Pennies To Heaven

I’ve spent a good bit of space here telling you all why Canada’s Stephen Harper Conservative government sucks a juicy fat one, so I won’t bother rehashing. You can do a search here if you can’t figure it out for yourself. But since I pride myself on being a fair man, I must give the government credit where it’s due.

As usual, I’m behind on things so haven’t had time to really digest what’s in last week’s federal budget. I know they cut funding to the CBC which upsets me for a number of reasons, but they did at least get one thing right. At long last, the penny is finally going away!

The Canadian government announced on Thursday that it plans to pull the penny from circulation at the end of 2012, saying the copper-coated currency is more expensive for the Royal Canadian Mint to produce than its actual currency value.

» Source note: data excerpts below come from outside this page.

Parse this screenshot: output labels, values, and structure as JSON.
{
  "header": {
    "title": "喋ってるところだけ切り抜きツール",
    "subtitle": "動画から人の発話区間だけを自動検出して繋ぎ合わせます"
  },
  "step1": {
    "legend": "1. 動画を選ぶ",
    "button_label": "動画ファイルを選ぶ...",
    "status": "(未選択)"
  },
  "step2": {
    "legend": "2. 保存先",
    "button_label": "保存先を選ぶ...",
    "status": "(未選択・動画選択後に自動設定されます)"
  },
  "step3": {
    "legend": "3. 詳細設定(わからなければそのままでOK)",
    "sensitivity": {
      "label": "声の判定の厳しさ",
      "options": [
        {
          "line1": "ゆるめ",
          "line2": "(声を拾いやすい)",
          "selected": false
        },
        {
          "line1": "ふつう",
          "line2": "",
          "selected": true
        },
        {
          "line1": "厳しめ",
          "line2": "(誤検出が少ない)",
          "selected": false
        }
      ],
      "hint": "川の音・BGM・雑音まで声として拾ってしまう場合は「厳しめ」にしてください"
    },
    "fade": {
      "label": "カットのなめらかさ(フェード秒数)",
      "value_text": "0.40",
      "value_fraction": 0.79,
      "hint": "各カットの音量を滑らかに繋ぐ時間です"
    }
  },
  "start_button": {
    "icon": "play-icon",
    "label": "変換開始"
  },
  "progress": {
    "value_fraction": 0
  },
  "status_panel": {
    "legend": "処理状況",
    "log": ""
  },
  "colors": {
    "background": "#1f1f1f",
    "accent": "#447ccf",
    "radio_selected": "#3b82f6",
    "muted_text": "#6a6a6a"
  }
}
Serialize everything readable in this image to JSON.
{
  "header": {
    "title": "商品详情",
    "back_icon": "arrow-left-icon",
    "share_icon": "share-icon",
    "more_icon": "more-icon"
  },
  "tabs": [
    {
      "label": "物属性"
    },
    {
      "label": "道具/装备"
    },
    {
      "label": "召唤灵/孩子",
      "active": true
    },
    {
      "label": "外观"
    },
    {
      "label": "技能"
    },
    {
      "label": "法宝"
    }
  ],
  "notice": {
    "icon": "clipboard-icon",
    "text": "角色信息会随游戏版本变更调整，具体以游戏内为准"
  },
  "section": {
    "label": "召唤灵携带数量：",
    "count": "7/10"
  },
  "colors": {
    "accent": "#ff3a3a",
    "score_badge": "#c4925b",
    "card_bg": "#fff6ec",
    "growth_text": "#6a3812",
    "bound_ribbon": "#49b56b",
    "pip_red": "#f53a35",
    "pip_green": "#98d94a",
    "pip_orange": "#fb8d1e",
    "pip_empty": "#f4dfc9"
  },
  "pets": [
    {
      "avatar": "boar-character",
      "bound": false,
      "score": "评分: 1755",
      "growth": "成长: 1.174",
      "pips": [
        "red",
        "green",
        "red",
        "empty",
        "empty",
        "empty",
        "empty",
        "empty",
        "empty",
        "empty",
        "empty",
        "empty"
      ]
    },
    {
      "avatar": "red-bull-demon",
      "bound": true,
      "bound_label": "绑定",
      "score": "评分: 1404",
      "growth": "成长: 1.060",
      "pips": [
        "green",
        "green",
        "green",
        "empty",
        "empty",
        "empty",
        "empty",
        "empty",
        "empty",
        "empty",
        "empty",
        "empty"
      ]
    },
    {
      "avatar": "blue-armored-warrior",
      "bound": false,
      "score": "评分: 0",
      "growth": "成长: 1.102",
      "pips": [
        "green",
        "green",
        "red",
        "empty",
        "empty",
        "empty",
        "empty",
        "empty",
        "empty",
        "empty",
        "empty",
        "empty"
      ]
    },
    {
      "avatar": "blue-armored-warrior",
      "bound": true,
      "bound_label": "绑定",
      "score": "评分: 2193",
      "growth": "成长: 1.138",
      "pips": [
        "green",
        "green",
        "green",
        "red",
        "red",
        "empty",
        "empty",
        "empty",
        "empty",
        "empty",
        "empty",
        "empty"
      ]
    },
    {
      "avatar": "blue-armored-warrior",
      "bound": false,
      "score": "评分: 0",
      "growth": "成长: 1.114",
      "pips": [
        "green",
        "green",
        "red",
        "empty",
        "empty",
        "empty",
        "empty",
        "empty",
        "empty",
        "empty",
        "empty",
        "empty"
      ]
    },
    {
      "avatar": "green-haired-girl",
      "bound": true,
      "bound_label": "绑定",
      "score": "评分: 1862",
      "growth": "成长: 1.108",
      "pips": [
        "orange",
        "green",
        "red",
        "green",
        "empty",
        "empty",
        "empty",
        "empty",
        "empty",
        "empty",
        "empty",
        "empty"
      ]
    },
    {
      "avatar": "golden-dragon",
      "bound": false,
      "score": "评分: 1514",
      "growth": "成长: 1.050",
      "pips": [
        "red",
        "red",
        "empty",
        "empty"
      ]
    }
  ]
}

“Pennies take up too much space on our dressers at home. They take up far too much time for small businesses trying to grow and create jobs,” said Finance Minister Jim Flaherty. He also said it costs 1.5 cents to produce each penny.

“We will, therefore, stop making them,” he said.

I’ve been waiting for this day since 2004. I think I’ve actually been waiting longer, but that was the first time I got around to putting my feelings into print, complete with some cocksuckingly terrible grammar. Jesus Steve, what were you drinking that day?

I don’t know what I was drinking, but I can tell you that tomorrow when the first pitch flies on the first game of the Blue Jays’ season, my first toast will not just be to the return of meaningful baseball. It will also be to a dream realized and a pain in the ass removed.

So long, penny. You won’t be missed. Not around here, anyhow. Not until the price of everything starts going up by 5 cents, at least.